A noção de ser no mundo difundiu-se
amplamente pelas ciências humanas desde que foi formulada por Martin Heidegger.
Essa noção é aqui revista e caracterizada em seu sentido próprio, de acordo com
a obra de Heidegger, e é também analisada sua utilização na psicopatologia
existencial de L. Binswanger.
A expressão ser no mundo, que fez e
faz escola no conhecimento psicológico e social, é daquelas que facilmente se
prestam à banalização e a empobrecimentos, talvez mesmo pela sua abrangência e
aparente obviedade. De fato, quem se depara com essa expressão, empregada sem
maiores explicações, não suspeita a intricada rede conceituai que motivou a sua
formulação. Além disso, não raro a expressão é utilizada como uma espécie de
palavra mágica, para além da qual nada é preciso explicar. Por tudo isso, em
matéria de psicopatologia, onde a noção de ser no mundo foi largamente
empregada, não deixa de ser conveniente que a mesma seja revisitada em seu
sentido original.
A noção de ser no mundo foi desenvolvida
sistematicamente pelo filósofo alemão Martin Heidegger no tratado Ser e
Tempo (Sein und Zeit), de 1927. Na obra Heidegger se impõe a tarefa de
recolocar a questão do "sentido do ser", que para ele foi esquecida
pela metafísica tradicional. Esse esquecimento se deu em virtude do fato de a
tradição metafísica ter se convertido numa ontologia da substância, aquela que
visualiza o ser em geral a partir da primazia da "coisa", ou, dito de
outro modo, que toma a "coisa", como paradigma de representação para
tudo o que "é". Todavia, essa rejeição da ontologia da coisa que
Heidegger julga necessário levar a cabo, não implica para ele em considerar a
questão do ser como uma questão abstrata; do ponto de vista existencial, a
questão do ser é eminentemente concreta, porque "o ser é sempre o ser de
um ente". Resta, contudo, explicitar o que queremos dizer com a palavra
ser, compreender o fundamento e a possibilidade do ser de alguma coisa. Por
onde se deve, então, começar uma tal investigação? Ora, diz Heidegger, já
possuimos, em nossa vida cotidiana, um certo grau de conhecimento do ser, de
outro modo a questão sequer poderia ser colocada. Por isso, para se alcançar
uma compreensão do ser é preciso, em primeiro lugar, analisar o ser do ente que
coloca a questão do ser, isto é, o ser do homem, o dasein. Assim, toda a
primeira seção da obra é devotado à analítica do dasein (daseinsanalyse),
isto é, à análise da estrutura do ser no mundo, como horizonte fundamental de
onde pode ser abordada a questão do ser em geral.

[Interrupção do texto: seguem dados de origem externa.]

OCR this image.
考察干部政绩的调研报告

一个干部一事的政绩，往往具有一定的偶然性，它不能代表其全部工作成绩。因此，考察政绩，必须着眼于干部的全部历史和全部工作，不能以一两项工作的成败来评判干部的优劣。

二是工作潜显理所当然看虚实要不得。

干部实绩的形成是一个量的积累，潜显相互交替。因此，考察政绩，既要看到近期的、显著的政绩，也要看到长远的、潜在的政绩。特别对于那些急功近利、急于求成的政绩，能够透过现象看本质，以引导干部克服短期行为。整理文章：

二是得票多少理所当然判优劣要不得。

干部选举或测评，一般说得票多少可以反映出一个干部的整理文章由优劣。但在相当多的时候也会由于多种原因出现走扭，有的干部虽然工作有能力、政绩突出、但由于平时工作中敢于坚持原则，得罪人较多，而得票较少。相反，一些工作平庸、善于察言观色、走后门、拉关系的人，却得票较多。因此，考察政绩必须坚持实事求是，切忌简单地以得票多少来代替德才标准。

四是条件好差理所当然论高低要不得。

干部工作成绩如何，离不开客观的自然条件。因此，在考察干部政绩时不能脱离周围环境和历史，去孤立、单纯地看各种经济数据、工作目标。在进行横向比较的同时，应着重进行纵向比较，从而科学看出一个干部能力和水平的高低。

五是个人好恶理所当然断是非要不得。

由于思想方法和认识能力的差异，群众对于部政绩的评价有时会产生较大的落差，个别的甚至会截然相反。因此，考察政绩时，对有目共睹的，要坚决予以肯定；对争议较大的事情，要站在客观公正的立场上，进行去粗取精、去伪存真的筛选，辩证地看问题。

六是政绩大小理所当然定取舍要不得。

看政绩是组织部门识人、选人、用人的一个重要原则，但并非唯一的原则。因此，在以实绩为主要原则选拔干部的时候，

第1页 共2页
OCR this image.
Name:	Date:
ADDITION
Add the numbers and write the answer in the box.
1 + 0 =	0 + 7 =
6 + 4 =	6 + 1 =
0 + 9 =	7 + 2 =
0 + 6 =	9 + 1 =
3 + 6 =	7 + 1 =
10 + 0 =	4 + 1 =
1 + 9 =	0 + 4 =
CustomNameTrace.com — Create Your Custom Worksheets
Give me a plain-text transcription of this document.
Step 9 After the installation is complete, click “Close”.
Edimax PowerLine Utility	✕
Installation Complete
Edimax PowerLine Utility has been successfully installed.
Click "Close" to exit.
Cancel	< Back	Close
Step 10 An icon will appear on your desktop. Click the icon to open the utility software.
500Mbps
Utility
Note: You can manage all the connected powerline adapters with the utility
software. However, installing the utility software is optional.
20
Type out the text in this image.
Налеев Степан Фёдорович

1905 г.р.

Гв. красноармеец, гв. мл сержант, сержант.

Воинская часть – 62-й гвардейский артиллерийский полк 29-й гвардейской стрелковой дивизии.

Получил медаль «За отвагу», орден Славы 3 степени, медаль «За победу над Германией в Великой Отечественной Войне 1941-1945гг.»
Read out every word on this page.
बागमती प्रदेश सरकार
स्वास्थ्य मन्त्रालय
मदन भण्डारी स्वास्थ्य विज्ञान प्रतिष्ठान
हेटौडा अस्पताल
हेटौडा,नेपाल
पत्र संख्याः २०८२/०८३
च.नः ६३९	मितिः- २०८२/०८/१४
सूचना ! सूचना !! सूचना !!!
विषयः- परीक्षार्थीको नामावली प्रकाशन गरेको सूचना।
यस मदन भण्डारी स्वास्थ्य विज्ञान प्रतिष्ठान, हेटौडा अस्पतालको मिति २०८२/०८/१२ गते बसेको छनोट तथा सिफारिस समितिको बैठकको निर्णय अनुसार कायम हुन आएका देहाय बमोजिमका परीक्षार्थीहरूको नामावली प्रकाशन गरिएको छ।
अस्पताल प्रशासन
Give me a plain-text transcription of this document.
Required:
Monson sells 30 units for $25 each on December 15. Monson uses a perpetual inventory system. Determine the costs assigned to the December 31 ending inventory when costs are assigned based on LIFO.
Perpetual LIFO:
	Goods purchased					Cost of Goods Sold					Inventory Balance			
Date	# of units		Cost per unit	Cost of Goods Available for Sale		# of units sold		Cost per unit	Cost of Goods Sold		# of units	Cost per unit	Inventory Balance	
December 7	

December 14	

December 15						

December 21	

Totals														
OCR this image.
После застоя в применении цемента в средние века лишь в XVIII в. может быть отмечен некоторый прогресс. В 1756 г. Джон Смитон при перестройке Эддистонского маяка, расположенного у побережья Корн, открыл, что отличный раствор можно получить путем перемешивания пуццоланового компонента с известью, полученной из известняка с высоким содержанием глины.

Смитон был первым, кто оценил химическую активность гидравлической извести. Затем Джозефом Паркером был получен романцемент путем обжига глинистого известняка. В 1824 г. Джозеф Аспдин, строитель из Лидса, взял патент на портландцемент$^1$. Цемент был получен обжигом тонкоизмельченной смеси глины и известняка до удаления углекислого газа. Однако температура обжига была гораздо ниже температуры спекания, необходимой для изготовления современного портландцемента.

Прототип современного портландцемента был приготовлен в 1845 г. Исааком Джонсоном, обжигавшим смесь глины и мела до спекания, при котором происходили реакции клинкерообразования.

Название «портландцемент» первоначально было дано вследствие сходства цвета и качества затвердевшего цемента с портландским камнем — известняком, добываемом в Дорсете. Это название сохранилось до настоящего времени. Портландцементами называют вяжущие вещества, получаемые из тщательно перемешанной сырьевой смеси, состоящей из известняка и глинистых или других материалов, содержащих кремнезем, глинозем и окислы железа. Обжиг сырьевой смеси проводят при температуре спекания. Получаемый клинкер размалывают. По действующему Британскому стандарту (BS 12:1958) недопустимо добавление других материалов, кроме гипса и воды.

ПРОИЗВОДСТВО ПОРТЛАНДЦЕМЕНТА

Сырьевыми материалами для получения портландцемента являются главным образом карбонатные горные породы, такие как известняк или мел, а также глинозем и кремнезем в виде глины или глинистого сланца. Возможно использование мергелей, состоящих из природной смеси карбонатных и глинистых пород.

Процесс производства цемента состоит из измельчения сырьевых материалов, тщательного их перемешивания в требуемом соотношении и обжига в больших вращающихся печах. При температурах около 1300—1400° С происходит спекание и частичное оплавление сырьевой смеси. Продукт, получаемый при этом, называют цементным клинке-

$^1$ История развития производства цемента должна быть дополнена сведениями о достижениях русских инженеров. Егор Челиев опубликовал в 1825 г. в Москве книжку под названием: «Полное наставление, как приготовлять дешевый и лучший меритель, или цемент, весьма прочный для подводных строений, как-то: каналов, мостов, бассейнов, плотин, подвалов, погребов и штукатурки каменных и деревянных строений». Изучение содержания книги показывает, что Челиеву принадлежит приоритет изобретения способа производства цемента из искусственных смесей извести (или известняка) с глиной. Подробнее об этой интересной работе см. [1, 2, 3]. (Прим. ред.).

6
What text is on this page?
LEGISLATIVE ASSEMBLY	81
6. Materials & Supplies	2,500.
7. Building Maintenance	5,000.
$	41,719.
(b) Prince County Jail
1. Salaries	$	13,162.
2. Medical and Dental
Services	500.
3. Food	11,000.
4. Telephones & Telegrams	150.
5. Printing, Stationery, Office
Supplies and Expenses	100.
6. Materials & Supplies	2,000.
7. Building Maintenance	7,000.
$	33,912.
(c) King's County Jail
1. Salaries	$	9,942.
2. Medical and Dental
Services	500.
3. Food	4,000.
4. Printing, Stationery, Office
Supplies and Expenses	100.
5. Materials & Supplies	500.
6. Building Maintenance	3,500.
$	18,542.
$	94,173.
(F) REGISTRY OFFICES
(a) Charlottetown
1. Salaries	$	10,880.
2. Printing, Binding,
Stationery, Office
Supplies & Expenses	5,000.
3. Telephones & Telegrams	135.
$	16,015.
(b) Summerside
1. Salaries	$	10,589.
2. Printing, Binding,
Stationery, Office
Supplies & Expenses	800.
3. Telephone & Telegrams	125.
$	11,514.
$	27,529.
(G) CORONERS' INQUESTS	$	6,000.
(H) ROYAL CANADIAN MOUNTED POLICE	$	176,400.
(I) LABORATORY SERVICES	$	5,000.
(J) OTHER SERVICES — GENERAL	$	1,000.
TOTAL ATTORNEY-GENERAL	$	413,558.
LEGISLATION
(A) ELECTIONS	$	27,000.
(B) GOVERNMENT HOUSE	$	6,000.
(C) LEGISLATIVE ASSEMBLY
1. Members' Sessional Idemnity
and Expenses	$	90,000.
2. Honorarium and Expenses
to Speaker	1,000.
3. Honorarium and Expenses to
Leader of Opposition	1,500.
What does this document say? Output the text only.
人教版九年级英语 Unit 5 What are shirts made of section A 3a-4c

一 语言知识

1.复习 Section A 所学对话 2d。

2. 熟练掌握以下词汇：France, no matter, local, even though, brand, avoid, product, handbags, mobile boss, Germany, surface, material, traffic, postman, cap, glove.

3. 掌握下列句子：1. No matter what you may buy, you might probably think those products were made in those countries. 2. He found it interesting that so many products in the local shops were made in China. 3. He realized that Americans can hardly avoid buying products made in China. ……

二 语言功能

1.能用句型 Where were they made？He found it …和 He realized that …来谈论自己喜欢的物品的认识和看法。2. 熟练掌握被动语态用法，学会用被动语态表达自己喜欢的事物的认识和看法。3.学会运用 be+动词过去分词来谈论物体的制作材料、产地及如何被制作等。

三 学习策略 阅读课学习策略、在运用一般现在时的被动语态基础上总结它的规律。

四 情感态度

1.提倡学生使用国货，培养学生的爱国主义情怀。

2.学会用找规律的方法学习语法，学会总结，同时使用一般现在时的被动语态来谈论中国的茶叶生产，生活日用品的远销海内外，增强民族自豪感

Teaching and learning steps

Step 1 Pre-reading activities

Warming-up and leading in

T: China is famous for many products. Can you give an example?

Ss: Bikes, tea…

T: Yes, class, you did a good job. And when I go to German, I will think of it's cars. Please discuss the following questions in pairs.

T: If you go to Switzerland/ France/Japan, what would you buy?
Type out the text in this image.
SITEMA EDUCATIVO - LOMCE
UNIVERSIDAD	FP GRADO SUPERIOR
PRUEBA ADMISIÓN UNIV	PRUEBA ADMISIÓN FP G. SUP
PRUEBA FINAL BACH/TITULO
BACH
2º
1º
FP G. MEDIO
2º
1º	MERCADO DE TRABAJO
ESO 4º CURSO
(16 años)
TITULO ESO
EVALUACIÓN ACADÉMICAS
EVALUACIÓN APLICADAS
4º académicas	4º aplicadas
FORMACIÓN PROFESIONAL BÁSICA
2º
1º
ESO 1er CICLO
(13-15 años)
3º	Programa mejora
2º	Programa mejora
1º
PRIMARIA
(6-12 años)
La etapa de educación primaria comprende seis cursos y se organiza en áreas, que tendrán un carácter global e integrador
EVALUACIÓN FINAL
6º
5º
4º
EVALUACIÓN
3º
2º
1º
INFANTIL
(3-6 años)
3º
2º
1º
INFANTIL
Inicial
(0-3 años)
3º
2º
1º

A reflexão de Heidegger em Sere Tempo,
sua "ontologia fundamental", não apenas se converteu num marco do
pensamento filosófico do século XX, mas causou grande repercussão nas ciências
humanas. No caso da psiquiatria, a daseinsanalyse foi aplicada, por L.
Binswanger e E. Minkowski, entre outros, na compreensão das doenças mentais
enquanto modo alterado de ser no mundo. Segundo a afirmação de Binswanger
(1977: 46), Ser e Tempo "se tomou indispensável, entre outras
coisas, também para a psiquiatria enquanto ciência."
Neste artigo procuraremos, primeiramente, e
nos valendo da recente tradução brasileira de Ser e Tempo (Heidegger,
1995), fazer uma exposição de alguns elementos essenciais da noção de ser no
mundo tal como delineada por Heidegger. Depois, ilustraremos sua aplicação na
psicopatologia, discutindo o seu significado e importância.